The impressively neoclassical Somerset House has had numerous tenants over the years, starting with the Navy Board and several learned societies from around 1779. Nowadays, Somerset House is a popular arts venue, and its large courtyard draws in visitors all year round, with sparkling jet fountains in summer and an ice rink in winter. Beneath the courtyard, though, there lies the lesser-known, and altogether more sinister-sounding Deadhouse.
Before Somerset House, the site was occupied by the Tudor palace built for Edward Seymour, Duke of Somerset. After his execution in 1552, the palace passed to the Crown. One royal resident was Queen Henrietta Maria, wife of King Charles I. A practicing Catholic, she commissioned a chapel to be constructed for herself and her employees. The chapel would last until the demolition of the palace, by which time several Catholics had been entombed there.

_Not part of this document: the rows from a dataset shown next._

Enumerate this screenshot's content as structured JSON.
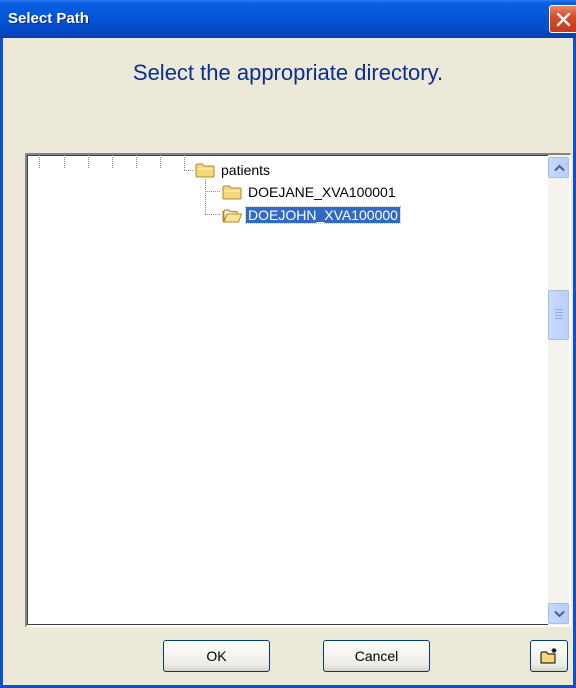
{
  "window": {
    "title": "Select Path"
  },
  "heading": "Select the appropriate directory.",
  "tree": {
    "nodes": [
      {
        "label": "patients",
        "icon": "folder-icon",
        "selected": false
      },
      {
        "label": "DOEJANE_XVA100001",
        "icon": "folder-icon",
        "selected": false
      },
      {
        "label": "DOEJOHN_XVA100000",
        "icon": "folder-open-icon",
        "selected": true
      }
    ]
  },
  "buttons": {
    "ok_label": "OK",
    "cancel_label": "Cancel",
    "new_folder_icon": "new-folder-icon"
  },
  "colors": {
    "titlebar": "#0554d8",
    "heading": "#0b2f8f",
    "selection": "#316ac5",
    "folder": "#f5d77a"
  },
  "scroll": {
    "position_fraction": 0.35
  }
}
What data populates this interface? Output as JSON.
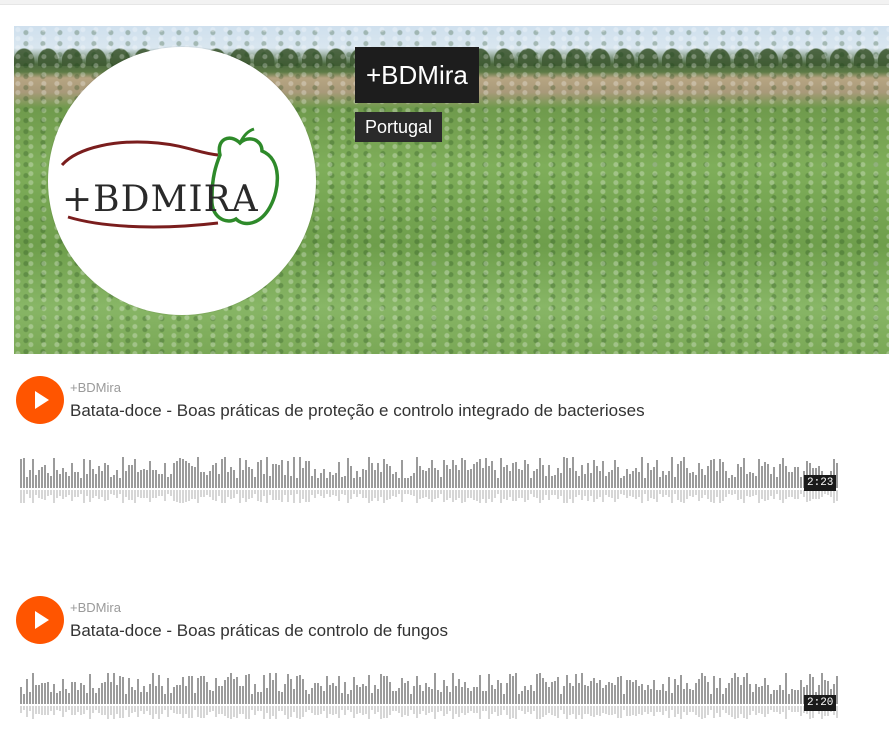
{
  "profile": {
    "username": "+BDMira",
    "country": "Portugal",
    "logo_text": "+BDMIRA"
  },
  "tracks": [
    {
      "artist": "+BDMira",
      "title": "Batata-doce - Boas práticas de proteção e controlo integrado de bacterioses",
      "duration": "2:23"
    },
    {
      "artist": "+BDMira",
      "title": "Batata-doce - Boas práticas de controlo de fungos",
      "duration": "2:20"
    }
  ],
  "colors": {
    "accent": "#ff5500",
    "waveform": "#9b9b9b",
    "waveform_reflection": "#d6d6d6"
  },
  "icons": {
    "play": "play-icon"
  }
}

Five tombstones survive, now inlaid in the wall of the Deadhouse, a vault that otherwise seems to be mostly used for ducting and wiring. Inscribed mostly in Latin, one of the stones marked the grave of a Portuguese surgeon and comes complete with skull and crossbones.
Another is from the gravestone of a priest, Father Hyacinth, and bears the curious date of death as 1691/2. This is thought to date from a time where mainland Europe followed the (currently used) Gregorian calendar, while Britain continued to use the old Julian calendar, and was thus 13 days behind. Presumably, Hyacinth died around the turn of the year, but no one could agree which year it actually was!
Access to the Deadhouse is via the equally atmospheric light wells, which surround the building to provide daylight to the lower levels. These are particularly popular as a location for Victorian-themed photoshoots and filming, having appeared in a number of Sherlock Holmes films.